Hi all, fairly new to the trading game ... 

Have just setup my Self Managed Super Fund and now ready to begin investing. Excited to have found this forum !

First silly question as I have spent a few hours looking online and not having much luck. 

I am after a Portfolio Management service or application that can :

1) Provide me with an overview of my share portfolio (approx. 15 stocks at the moment).

2) Allows me to view total return and can split out new purchases of same stock. I am currently using Sharesight and it cannot do this ! 

Example I purchase Woolworths stock today at 1 price and then 1 month later at another price. This should be reflected in 2 separate lines.

3) Ability to show me total portfolio return inclusive of dividends.

4) Ability to take a feed from Commsec to update price and latest dividend information.


Appreciate your help/ thoughts or input here !


----------



## Lomu (27 November 2015)

Howdy Learningman,

kind of on the same page as you, so to speak.

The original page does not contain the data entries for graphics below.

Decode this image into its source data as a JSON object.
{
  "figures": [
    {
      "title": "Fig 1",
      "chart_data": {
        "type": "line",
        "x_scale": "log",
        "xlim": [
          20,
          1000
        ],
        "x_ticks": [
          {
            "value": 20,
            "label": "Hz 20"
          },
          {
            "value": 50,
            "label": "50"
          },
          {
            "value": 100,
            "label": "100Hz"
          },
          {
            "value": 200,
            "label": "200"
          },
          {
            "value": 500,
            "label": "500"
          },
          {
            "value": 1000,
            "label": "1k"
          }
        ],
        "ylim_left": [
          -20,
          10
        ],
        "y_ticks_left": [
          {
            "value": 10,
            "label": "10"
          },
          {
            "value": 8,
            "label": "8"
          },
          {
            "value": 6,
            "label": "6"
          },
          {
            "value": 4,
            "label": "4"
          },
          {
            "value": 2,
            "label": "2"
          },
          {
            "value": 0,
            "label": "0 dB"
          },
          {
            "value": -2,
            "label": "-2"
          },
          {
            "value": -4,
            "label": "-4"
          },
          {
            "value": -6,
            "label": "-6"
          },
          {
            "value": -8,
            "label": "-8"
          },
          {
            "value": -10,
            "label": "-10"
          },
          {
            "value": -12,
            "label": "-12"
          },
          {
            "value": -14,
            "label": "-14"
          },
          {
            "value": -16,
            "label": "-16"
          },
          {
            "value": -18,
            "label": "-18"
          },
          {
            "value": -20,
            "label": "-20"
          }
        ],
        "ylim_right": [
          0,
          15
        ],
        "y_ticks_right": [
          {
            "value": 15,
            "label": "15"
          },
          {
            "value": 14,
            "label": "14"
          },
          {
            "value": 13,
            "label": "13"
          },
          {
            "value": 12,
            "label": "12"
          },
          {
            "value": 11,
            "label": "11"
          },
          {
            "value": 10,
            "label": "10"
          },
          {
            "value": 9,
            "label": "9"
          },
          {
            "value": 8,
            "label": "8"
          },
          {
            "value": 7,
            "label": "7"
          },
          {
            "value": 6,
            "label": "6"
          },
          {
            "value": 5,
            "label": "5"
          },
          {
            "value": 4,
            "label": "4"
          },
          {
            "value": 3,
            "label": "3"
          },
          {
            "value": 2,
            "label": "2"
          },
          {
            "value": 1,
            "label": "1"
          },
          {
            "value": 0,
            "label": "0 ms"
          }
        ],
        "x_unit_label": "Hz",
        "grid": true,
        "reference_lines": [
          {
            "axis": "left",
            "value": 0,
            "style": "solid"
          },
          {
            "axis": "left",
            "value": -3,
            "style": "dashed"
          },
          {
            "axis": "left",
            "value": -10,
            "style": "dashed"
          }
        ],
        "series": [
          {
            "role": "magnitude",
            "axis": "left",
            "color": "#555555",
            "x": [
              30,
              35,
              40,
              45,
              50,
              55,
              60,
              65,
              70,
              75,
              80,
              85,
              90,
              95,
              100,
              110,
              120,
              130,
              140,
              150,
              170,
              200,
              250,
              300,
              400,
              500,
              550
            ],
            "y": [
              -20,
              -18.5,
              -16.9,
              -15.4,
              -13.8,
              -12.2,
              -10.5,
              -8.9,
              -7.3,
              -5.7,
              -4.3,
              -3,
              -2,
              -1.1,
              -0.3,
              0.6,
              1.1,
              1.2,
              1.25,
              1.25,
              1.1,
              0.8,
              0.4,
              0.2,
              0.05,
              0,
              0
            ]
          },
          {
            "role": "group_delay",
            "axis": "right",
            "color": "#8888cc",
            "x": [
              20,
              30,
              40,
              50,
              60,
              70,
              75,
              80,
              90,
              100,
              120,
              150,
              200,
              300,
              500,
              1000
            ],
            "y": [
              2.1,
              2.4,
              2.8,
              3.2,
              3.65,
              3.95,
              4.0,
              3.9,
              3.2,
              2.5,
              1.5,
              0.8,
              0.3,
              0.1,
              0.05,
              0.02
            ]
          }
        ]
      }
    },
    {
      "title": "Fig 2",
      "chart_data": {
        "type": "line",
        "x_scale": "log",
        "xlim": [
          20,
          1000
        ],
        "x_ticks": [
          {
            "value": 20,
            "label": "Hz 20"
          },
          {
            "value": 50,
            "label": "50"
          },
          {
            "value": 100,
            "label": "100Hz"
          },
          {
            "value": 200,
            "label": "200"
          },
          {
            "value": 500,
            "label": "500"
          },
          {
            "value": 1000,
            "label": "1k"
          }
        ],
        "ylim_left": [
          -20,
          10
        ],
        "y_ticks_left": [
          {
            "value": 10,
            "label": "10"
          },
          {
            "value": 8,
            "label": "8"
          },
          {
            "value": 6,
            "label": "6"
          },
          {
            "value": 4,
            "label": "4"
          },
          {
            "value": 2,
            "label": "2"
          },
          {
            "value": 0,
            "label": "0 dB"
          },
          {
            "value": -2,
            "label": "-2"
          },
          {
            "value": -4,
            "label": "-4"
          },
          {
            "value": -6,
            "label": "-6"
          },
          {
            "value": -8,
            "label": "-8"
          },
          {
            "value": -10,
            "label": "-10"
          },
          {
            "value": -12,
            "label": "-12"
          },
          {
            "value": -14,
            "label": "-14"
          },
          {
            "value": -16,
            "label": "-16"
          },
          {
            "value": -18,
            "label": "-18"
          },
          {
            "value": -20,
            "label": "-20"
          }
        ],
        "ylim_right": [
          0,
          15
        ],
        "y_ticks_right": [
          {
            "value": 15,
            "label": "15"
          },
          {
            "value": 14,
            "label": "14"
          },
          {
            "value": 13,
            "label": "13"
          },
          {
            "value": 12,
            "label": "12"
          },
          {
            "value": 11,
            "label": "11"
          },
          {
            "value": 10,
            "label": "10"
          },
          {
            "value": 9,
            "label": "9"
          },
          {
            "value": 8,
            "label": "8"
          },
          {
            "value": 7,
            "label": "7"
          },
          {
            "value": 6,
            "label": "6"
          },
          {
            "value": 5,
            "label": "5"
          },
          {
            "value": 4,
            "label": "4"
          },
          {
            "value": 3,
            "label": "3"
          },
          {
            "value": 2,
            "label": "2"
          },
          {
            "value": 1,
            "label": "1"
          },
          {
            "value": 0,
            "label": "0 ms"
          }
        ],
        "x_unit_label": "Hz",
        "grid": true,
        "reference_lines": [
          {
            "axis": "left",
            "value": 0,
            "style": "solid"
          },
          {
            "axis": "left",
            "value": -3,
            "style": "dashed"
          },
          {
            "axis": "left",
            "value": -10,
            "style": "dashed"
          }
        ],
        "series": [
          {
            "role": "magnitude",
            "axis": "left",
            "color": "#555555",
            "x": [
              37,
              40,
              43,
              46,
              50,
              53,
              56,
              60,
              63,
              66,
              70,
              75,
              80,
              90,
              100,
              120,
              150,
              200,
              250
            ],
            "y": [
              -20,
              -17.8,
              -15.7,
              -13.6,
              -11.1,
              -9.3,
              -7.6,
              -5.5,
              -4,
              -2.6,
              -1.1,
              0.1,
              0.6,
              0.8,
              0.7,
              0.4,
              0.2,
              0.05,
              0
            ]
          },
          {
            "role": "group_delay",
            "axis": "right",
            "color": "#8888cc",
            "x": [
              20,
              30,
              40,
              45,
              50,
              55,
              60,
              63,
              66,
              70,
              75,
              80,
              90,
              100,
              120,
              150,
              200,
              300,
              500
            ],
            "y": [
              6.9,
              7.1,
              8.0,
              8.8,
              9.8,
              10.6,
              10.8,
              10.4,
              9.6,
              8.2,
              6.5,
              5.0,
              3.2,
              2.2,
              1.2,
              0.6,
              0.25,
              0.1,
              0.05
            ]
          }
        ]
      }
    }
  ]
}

Have a look at this software- perhaps it may do what you need?

https://www.super-manage.com.au/index.html

It doesn't look too bad to me, but I'm rather a beginner at this sorta thing!


----------



## Gringotts Bank (27 November 2015)

Learningman said:


> Hi all, fairly new to the trading game ...

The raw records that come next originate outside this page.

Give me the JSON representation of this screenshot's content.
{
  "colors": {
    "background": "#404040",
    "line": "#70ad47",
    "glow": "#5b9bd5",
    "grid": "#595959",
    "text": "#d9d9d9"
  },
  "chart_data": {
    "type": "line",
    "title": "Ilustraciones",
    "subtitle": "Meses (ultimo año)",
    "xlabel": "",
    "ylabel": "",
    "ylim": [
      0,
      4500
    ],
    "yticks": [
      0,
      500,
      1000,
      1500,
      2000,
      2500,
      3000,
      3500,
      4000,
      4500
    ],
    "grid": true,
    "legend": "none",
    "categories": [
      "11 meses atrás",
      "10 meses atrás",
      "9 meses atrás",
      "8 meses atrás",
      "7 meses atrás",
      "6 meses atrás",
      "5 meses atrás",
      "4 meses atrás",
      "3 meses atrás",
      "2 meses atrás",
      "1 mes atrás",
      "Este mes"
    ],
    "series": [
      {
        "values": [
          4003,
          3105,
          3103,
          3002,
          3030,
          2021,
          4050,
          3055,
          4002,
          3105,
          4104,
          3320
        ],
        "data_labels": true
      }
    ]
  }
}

Yeh Sharesight is useless.  Or at least it's poorly integrated with CMC Markets.  Not sure where the problems happen, but I'd never re-subscribe to that.

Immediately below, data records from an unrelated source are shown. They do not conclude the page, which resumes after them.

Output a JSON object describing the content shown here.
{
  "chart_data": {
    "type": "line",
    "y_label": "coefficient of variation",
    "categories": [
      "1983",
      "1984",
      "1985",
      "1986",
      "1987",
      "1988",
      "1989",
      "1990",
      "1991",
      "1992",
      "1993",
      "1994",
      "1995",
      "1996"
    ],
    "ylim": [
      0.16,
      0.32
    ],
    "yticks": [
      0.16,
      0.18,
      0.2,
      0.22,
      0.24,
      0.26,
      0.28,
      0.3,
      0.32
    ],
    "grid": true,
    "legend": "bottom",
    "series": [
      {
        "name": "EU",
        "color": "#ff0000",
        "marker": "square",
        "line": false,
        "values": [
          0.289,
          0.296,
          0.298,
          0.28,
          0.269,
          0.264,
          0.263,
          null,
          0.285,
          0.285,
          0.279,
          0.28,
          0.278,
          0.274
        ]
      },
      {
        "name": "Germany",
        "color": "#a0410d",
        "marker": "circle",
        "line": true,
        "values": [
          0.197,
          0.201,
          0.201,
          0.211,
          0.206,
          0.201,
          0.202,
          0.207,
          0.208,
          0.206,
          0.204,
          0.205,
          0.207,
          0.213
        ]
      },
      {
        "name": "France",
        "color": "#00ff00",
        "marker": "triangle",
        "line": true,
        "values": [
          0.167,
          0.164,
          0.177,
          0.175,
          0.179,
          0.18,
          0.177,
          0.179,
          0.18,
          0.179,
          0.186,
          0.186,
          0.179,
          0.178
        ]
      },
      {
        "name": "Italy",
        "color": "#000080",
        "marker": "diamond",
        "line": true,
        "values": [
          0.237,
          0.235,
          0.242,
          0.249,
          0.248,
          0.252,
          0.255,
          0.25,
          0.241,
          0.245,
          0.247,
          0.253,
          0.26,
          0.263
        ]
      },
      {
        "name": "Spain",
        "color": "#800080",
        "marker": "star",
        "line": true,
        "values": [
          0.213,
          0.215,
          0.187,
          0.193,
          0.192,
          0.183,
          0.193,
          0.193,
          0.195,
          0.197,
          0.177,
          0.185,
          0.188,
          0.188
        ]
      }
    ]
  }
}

If you aren't trading regularly, I'd use Excel.  Create a macro to get the data feeds you need.


----------



## pixel (28 November 2015)

Gringotts Bank said:


> Yeh Sharesight is useless.  Or at least it's poorly integrated with CMC Markets.  Not sure where the problems happen, but I'd never re-subscribe to that.
> 
> If you aren't trading regularly, I'd use Excel.  Create a macro to get the data feeds you need.




I second that.
It's exactly what I have done - starting over 15 years ago.

http://rettmer.com.au/TrinityHome/Portfolio/index.htm

Reports are updated from the ASX, not Commsec. (I use various other brokers.) For dividend information, I use a different macro that is not restricted to my portfolio, but can request the info for any watch list of ASX shares.
The only drawback: Due to issues with the latest Office upgrade, I had to retain a copy of Excel 2010.


----------



## nulla nulla (29 November 2015)

pixel said:


> I second that.
> It's exactly what I have done - starting over 15 years ago.
> 
> http://rettmer.com.au/TrinityHome/Portfolio/index.htm
> ...




Thanks Pixel, are you able to advise the current license fee?


----------



## pixel (29 November 2015)

nulla nulla said:


> Thanks Pixel, are you able to advise the current license fee?




Christmas Special: $50
(includes GST and comes with compliant Tax Invoice)



> 4. Program License
> 
> This program and all its components are subject to Copyright. It is distributed "As Is" without any expressed or implied warranty. This version may be installed once on one PC and used free of charge for a period of four weeks after installation. If you wish to continue using the program beyond that time, you are required to register your copy.
> 
> ...


----------



## lenny (29 November 2015)

Learningman said:


> Hi all, fairly new to the trading game ...
> 
> Have just setup my Self Managed Super Fund and now ready to begin investing. Excited to have found this forum !
> 
> ...




Hi Learningman,

I am now using share trade tracker which is provided free with my Chartist subscription.


It is excel based and updates the share prices automatically and is very easy to use, I'm pretty sure it will split stock purchases of the same stock.

http://www.xlautomation.com.au/excel-spreadsheets/share-trade-tracker

I previously used stator and in my opinion share trade tracker is better.

Hope this helps.


----------